Mais um sonho gostoso com minha Musa.

Domingão, quase 3h da manhã... sonhei novamente com minha Musa e acordei novamente com minha pica gozando intensamente!
Dessa vez eu estava em um hotel em viagem, entrei no elevador quase meia-noite, apertando o botão do 15º andar. As portas iam fechando quando uma mão impediu e a porta se abriu para mais alguém entrar.
Era ela.
Cabelo preto comprido solto, calça preta social elegante e uma blusa de seda bege clara, comportada, com alguns botões abertos no colo. Nos pés, sapatilhas pretas.
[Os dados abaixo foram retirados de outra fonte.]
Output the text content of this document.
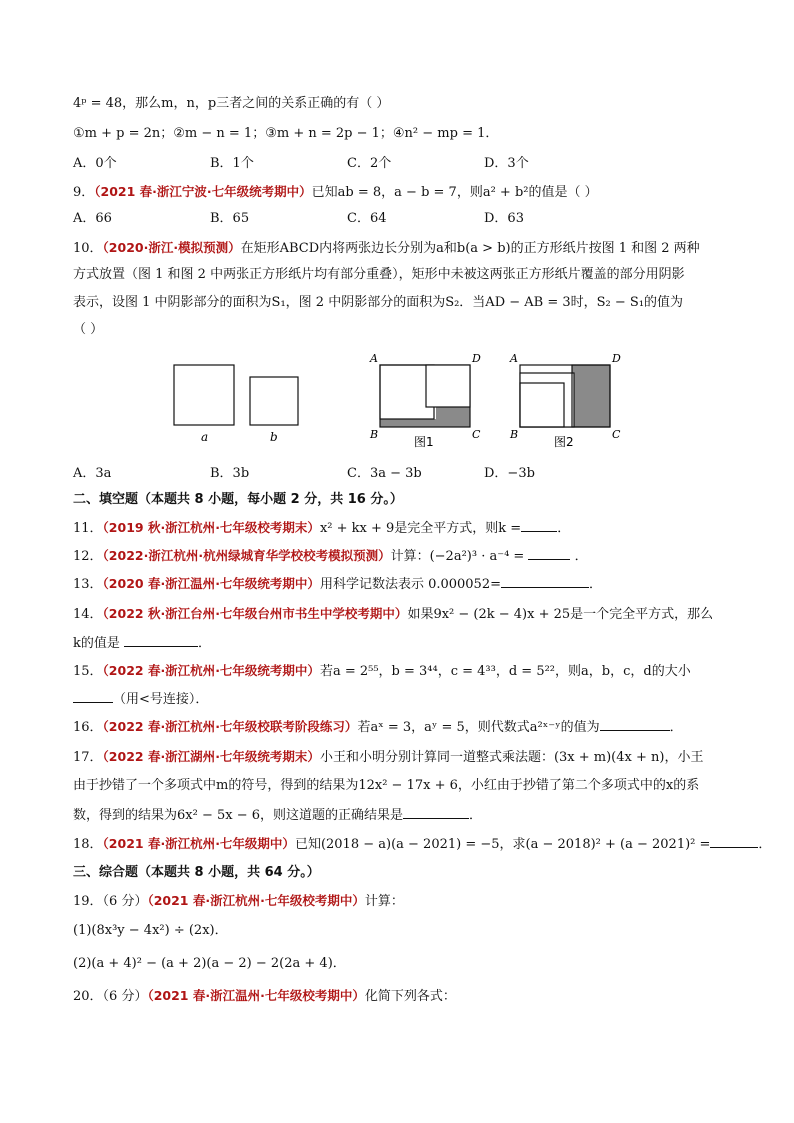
4ᵖ = 48，那么m，n，p三者之间的关系正确的有（ ）
①m + p = 2n；②m − n = 1；③m + n = 2p − 1；④n² − mp = 1．
A．0个	B．1个	C．2个	D．3个
9．（2021 春·浙江宁波·七年级统考期中）已知ab = 8，a − b = 7，则a² + b²的值是（ ）
A．66	B．65	C．64	D．63
10．（2020·浙江·模拟预测）在矩形ABCD内将两张边长分别为a和b(a > b)的正方形纸片按图 1 和图 2 两种
方式放置（图 1 和图 2 中两张正方形纸片均有部分重叠），矩形中未被这两张正方形纸片覆盖的部分用阴影
表示，设图 1 中阴影部分的面积为S₁，图 2 中阴影部分的面积为S₂．当AD − AB = 3时，S₂ − S₁的值为
（ ）
a	b
A	D
B	C
图1
A	D
B	C
图2
A．3a	B．3b	C．3a − 3b	D．−3b
二、填空题（本题共 8 小题，每小题 2 分，共 16 分。）
11．（2019 秋·浙江杭州·七年级校考期末）x² + kx + 9是完全平方式，则k =	．
12．（2022·浙江杭州·杭州绿城育华学校校考模拟预测）计算：(−2a²)³ · a⁻⁴ =	．
13．（2020 春·浙江温州·七年级统考期中）用科学记数法表示 0.000052=	．
14．（2022 秋·浙江台州·七年级台州市书生中学校考期中）如果9x² − (2k − 4)x + 25是一个完全平方式，那么
k的值是	．
15．（2022 春·浙江杭州·七年级统考期中）若a = 2⁵⁵，b = 3⁴⁴，c = 4³³，d = 5²²，则a，b，c，d的大小
（用<号连接）．
16．（2022 春·浙江杭州·七年级校联考阶段练习）若aˣ = 3，aʸ = 5，则代数式a²ˣ⁻ʸ的值为	．
17．（2022 春·浙江湖州·七年级统考期末）小王和小明分别计算同一道整式乘法题：(3x + m)(4x + n)，小王
由于抄错了一个多项式中m的符号，得到的结果为12x² − 17x + 6，小红由于抄错了第二个多项式中的x的系
数，得到的结果为6x² − 5x − 6，则这道题的正确结果是	．
18．（2021 春·浙江杭州·七年级期中）已知(2018 − a)(a − 2021) = −5，求(a − 2018)² + (a − 2021)² =	．
三、综合题（本题共 8 小题，共 64 分。）
19．（6 分）（2021 春·浙江杭州·七年级校考期中）计算：
(1)(8x³y − 4x²) ÷ (2x)．
(2)(a + 4)² − (a + 2)(a − 2) − 2(2a + 4)．
20．（6 分）（2021 春·浙江温州·七年级校考期中）化简下列各式：
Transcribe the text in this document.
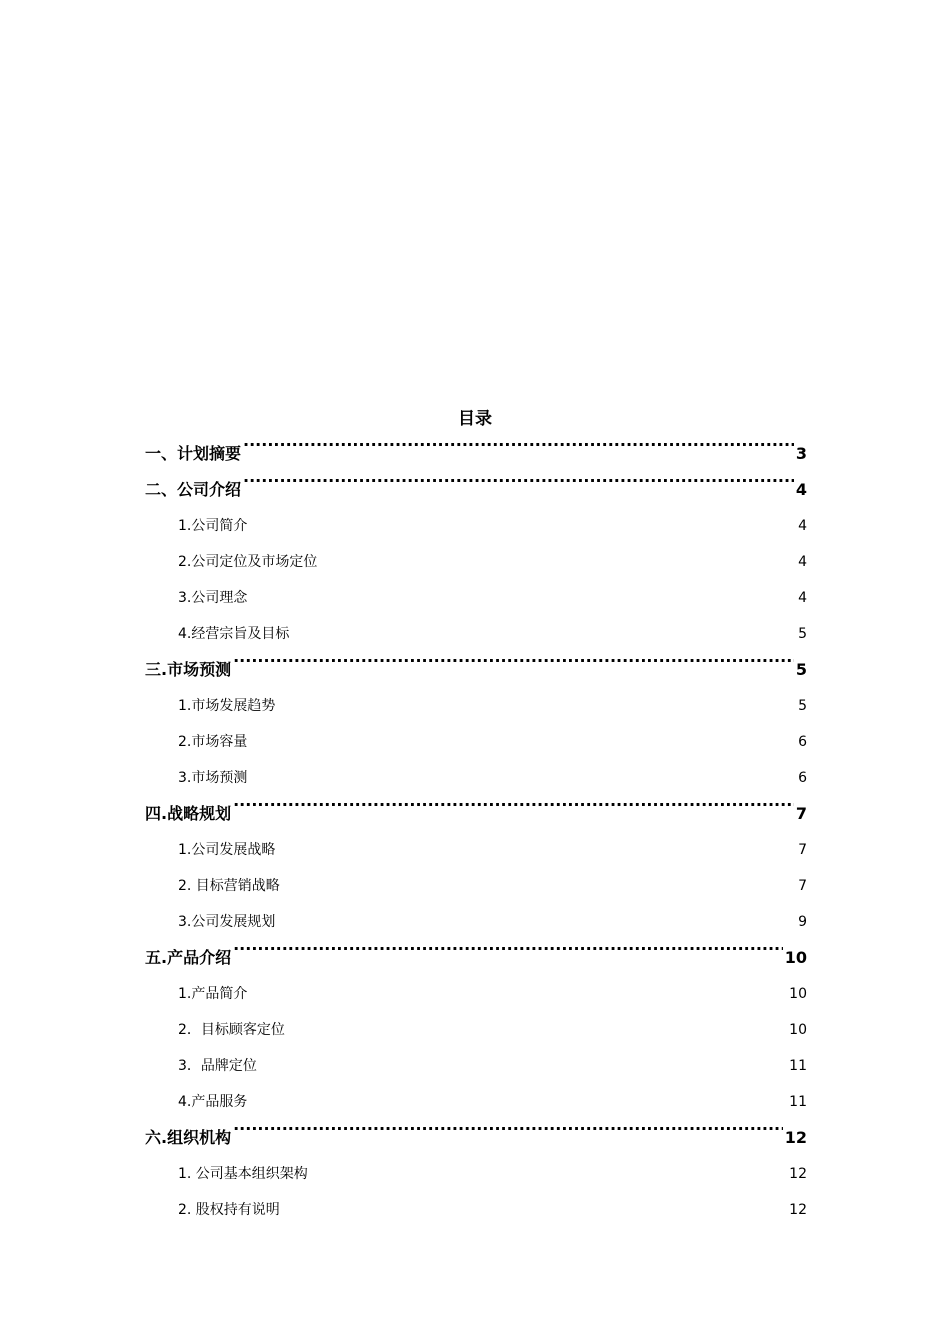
目录
一、计划摘要 .....	3
二、公司介绍 .....	4
1.公司简介 .....	4
2.公司定位及市场定位 .....	4
3.公司理念 .....	4
4.经营宗旨及目标 .....	5
三.市场预测 .....	5
1.市场发展趋势 .....	5
2.市场容量 .....	6
3.市场预测 .....	6
四.战略规划 .....	7
1.公司发展战略 .....	7
2. 目标营销战略 .....	7
3.公司发展规划 .....	9
五.产品介绍 .....	10
1.产品简介 .....	10
2．目标顾客定位 .....	10
3．品牌定位 .....	11
4.产品服务 .....	11
六.组织机构 .....	12
1. 公司基本组织架构 .....	12
2. 股权持有说明 .....	12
Parecia cansada, mas ainda linda.
Nossos olhares se cruzaram. Ela sorriu de leve, surpresa.
— Betinho… que coincidência — disse ela.
— Oi, _ _ _ _ — respondi surpreso, coração acelerou.
Eu me aproximei e dei um beijo no rosto dela, bem no cantinho da boca demorando um segundo a mais. Senti o corpo dela ficar tenso na hora. Ela virou o rosto sutilmente, mas não se afastou.
O elevador subiu. Quando parou no 15º, nós dois saímos. Por ironia do destino, o quarto dela era o 1506 — exatamente ao lado do meu, 1507.
Ela parou em frente à porta, procurando a chave na bolsa. As mãos dela já estavam suadas, eu percebi quando ela segurou a chave com dificuldade.
— Boa noite — murmurou, sem olhar pra mim.
— Posso entrar só um minuto? Só pra conversar — pedi calmamente.
Ela hesitou por um tempo longo, enquanto tentava abrir a porta, percebi que ela estava ofegante. Depois abriu a porta, mas deixou ela encostada.
— Só conversar, Betinho. Nada além disso.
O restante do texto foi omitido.